Another strategy is to reduce the amount of sunlight that city surfaces absorb by using “cool” materials on exposed surfaces. The best known are cool roofs, which “reflect more sunlight than usual,” says Ronnen Levinson of Lawrence Berkeley National Laboratory in Berkeley, Calif., who studies cool surfaces and urban heat islands. In general, to make a surface cool, you make it lighter, with coatings or other light-colored materials. For example, a white roof that reflects 80 percent of the sun’s light on a typical summer afternoon will stay about 31 degrees C cooler than a gray roof that reflects only 20 percent.

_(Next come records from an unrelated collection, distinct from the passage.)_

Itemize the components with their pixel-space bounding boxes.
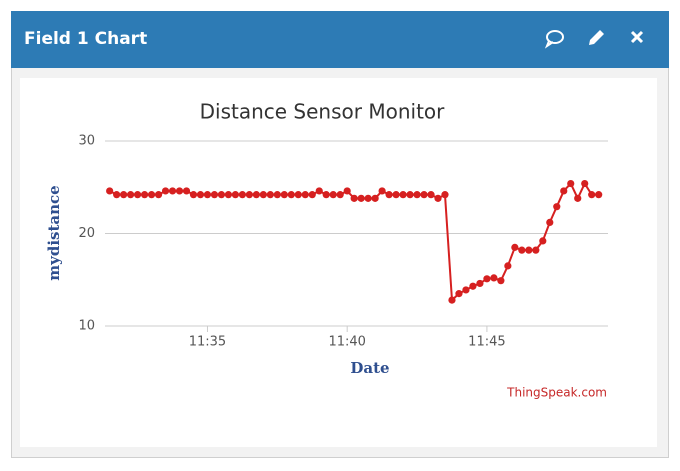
data-point: [161, 187, 170, 195]
header-bar: [11, 11, 669, 68]
x-tick-label: 11:35: [189, 335, 226, 350]
y-tick-label: 30: [78, 134, 95, 149]
chart-card: [20, 78, 657, 447]
data-point: [168, 187, 177, 195]
data-point: [504, 262, 512, 270]
chart-title: Distance Sensor Monitor: [200, 100, 446, 124]
data-point: [567, 179, 575, 188]
data-point: [329, 191, 337, 199]
data-point: [497, 277, 505, 285]
data-point: [434, 194, 442, 202]
data-point: [120, 191, 128, 199]
data-point: [539, 237, 547, 245]
data-point: [294, 191, 302, 199]
data-point: [154, 191, 163, 199]
data-point: [518, 246, 526, 254]
data-point: [175, 187, 184, 195]
data-point: [574, 194, 582, 202]
data-point: [595, 191, 603, 199]
x-axis-label: Date: [350, 359, 389, 377]
data-point: [364, 194, 372, 202]
data-point: [385, 191, 393, 199]
x-tick-label: 11:40: [328, 335, 365, 350]
data-point: [406, 191, 414, 199]
data-point: [581, 179, 589, 188]
data-point: [147, 191, 156, 199]
data-point: [106, 187, 114, 195]
data-point: [315, 187, 323, 195]
data-point: [238, 191, 246, 199]
data-point: [350, 194, 358, 202]
data-point: [462, 286, 470, 294]
data-point: [532, 246, 540, 254]
close-icon[interactable]: [630, 30, 644, 44]
data-point: [189, 191, 198, 199]
credits: ThingSpeak.com: [506, 386, 607, 400]
data-point: [287, 191, 295, 199]
x-tick-label: 11:45: [468, 335, 505, 350]
header-title: Field 1 Chart: [24, 29, 147, 49]
data-point: [127, 191, 135, 199]
data-point: [420, 191, 428, 199]
y-axis-label: mydistance: [45, 185, 63, 280]
data-point: [553, 203, 561, 211]
data-point: [378, 187, 386, 195]
y-tick-label: 10: [78, 319, 95, 334]
data-point: [441, 191, 449, 199]
data-point: [392, 191, 400, 199]
data-point: [357, 194, 365, 202]
comment-icon[interactable]: [544, 30, 564, 49]
data-point: [210, 191, 219, 199]
data-point: [469, 282, 477, 290]
data-point: [203, 191, 212, 199]
data-point: [413, 191, 421, 199]
data-point: [301, 191, 309, 199]
data-point: [546, 218, 554, 226]
data-point: [483, 275, 491, 283]
data-point: [476, 279, 484, 288]
data-point: [588, 191, 596, 199]
data-point: [259, 191, 267, 199]
data-point: [182, 187, 191, 195]
data-point: [322, 191, 330, 199]
data-point: [134, 191, 142, 199]
data-point: [371, 194, 379, 202]
data-point: [252, 191, 260, 199]
data-point: [343, 187, 351, 195]
edit-icon[interactable]: [589, 30, 604, 45]
data-point: [308, 191, 316, 199]
data-point: [399, 191, 407, 199]
data-point: [217, 191, 226, 199]
data-point: [525, 246, 533, 254]
data-point: [224, 191, 233, 199]
data-point: [448, 296, 456, 304]
data-point: [280, 191, 288, 199]
data-point: [231, 191, 240, 199]
data-point: [273, 191, 281, 199]
data-point: [245, 191, 253, 199]
data-point: [560, 187, 568, 195]
data-point: [427, 191, 435, 199]
data-point: [266, 191, 274, 199]
y-tick-label: 20: [78, 226, 95, 241]
data-point: [336, 191, 344, 199]
data-point: [113, 191, 121, 199]
data-point: [196, 191, 205, 199]
data-point: [455, 290, 463, 298]
data-point: [511, 243, 519, 251]
data-point: [140, 191, 149, 199]
data-point: [490, 274, 498, 282]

Giving buildings cool-surface makeovers counters the urban heat island effect and reduces the temperature inside a building. “In disadvantaged communities, people simply may not have air conditioning to help them ride out hot summers,” Levinson says. Cooling off the insides of buildings is “where I think the greatest potential benefits are for improving human comfort and health,” he says.

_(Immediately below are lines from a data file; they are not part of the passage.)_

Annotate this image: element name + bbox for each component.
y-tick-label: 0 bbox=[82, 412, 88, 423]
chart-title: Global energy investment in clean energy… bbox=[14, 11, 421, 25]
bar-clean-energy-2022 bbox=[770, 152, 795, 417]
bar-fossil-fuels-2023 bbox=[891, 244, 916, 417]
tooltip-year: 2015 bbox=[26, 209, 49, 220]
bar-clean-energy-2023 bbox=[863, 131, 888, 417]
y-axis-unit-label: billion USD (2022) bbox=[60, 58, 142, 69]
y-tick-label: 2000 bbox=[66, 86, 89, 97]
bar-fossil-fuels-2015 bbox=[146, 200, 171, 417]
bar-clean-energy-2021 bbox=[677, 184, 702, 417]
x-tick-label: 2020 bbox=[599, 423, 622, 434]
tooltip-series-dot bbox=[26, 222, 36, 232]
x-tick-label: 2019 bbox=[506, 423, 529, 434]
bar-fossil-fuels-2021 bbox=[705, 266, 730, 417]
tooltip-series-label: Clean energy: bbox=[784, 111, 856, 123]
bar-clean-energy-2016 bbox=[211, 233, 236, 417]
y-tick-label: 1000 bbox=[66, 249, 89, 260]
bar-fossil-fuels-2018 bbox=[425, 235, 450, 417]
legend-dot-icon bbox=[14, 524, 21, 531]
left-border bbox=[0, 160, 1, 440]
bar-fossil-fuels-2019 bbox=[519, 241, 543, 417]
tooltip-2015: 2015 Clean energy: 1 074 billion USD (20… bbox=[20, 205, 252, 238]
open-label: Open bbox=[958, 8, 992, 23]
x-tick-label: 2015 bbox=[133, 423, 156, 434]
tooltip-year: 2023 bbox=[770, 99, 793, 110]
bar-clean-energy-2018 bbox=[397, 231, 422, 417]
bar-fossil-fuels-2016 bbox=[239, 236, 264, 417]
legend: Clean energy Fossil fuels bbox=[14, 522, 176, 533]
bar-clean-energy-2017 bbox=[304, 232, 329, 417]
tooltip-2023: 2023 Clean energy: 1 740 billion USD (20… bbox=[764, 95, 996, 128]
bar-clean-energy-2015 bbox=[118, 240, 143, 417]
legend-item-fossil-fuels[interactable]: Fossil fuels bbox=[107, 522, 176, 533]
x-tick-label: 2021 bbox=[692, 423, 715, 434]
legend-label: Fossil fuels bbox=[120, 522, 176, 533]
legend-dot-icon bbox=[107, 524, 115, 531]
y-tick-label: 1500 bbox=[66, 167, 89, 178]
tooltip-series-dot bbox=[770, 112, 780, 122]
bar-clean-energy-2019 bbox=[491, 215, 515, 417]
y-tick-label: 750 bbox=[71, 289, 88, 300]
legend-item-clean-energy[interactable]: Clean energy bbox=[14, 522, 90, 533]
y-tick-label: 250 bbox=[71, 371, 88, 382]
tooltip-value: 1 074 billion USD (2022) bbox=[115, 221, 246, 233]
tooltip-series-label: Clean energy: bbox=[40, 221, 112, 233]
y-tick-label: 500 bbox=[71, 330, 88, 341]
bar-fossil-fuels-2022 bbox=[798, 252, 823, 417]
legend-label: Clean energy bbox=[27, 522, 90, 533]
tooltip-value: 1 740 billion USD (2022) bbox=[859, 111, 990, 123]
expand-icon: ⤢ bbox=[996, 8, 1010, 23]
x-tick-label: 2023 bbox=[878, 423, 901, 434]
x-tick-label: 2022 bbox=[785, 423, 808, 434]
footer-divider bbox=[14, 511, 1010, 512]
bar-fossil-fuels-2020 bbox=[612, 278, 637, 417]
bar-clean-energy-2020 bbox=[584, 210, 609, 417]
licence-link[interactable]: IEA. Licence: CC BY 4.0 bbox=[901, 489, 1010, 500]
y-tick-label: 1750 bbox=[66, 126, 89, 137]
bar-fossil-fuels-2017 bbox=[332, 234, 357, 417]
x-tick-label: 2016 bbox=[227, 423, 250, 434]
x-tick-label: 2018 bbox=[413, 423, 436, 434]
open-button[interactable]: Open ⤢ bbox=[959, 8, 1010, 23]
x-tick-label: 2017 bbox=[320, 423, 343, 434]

Stone has estimated how many heat-related deaths could be avoided by reducing urban heat island effects. In 2016, he and colleagues produced a report for the city of Louisville, Ky., that analyzed the impact of adding 450,000 trees, converting 168 square kilometers of surfaces to cool materials and more. The researchers estimated that areas of the city could reduce average summertime temperatures by as much as 1.7 degrees C or more. And based on the 53 deaths Stone attributed to the city’s unusually warm summer of 2012, there could be 11 fewer deaths from heat, a reduction of 21 percent. “When we get a big heat wave,” Stone says, “that could really translate into hundreds of lives.”
Many cities in the United States and abroad are working on tempering their urban heat islands with a variety of strategies, including programs to install cool roofs or plant more trees. The city of Los Angeles now requires that new or replaced roofs for homes and other residential buildings meet a solar reflectance index value — a measure of a materials’ ability to stay cool in the sun between zero (black surface) and 100 (white) — of at least 75 for flatter roofs and 16 for steeper ones. Through a provision in California’s building energy efficiency code, cities throughout the state have been converting flat, commercial roofs, like those on big-box stores, to light-colored cool roofs when a new topper is needed.

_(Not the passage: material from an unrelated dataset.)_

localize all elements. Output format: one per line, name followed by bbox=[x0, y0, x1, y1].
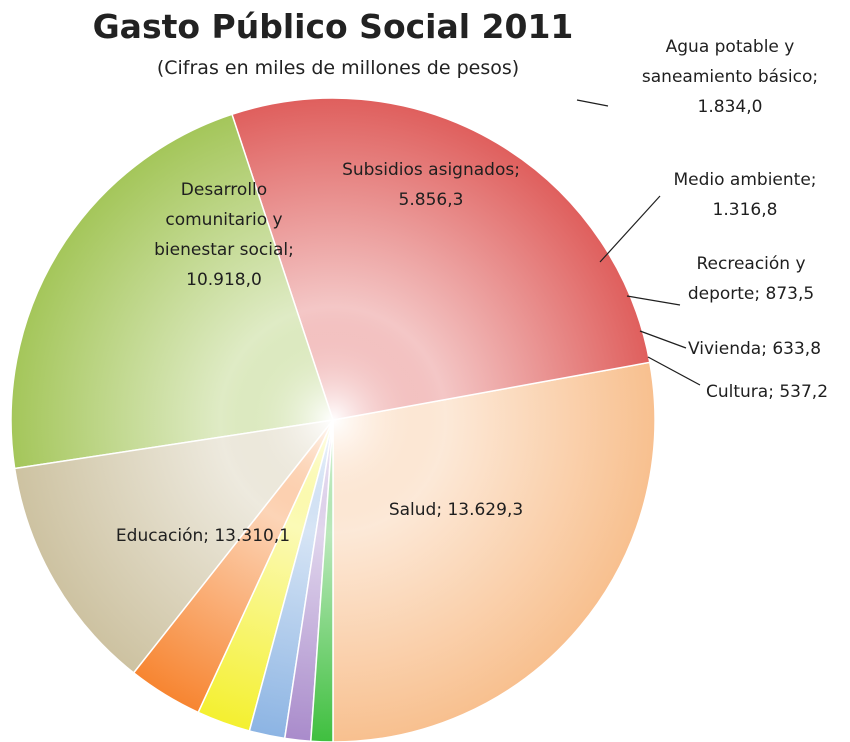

New York City has planted a million new trees since 2007 and committed additional funds to adding even more to streets and parks. The city also has coated 0.62 square kilometers of roof surfaces white since 2009. The city of Ahmedabad, India, where about 25 percent of the residents live in slum communities, announced a heat action plan in 2017 that includes a cool roofs initiative to paint or otherwise convert at least 500 slum household roofs and to improve the reflectivity of roofs on government buildings and schools.
Measures that tackle the urban heat island effect also make cities more energy efficient (by reducing the cooling needs inside buildings) and more comfortable (by shading city residents). Individual cities need to implement strategies that make sense for their landscapes, their water resources, their usual climate and their populations, Ban-Weiss says.
But ameliorating urban heat can only do so much. There will still need to be a worldwide push to reduce emissions of greenhouse gases. Ban-Weiss and colleagues estimated how much cool roofs could counter warming from climate change in Southern California. Assuming that greenhouse gas emissions continue to increase, the widespread adoption of cool roofs in the Los Angeles metropolitan area would offset some of the warming expected by midcentury, the team reported in 2016 in Environmental Research Letters. But by the end of the century, Ban-Weiss says, the cool roof benefits “become mostly dwarfed by climate change.”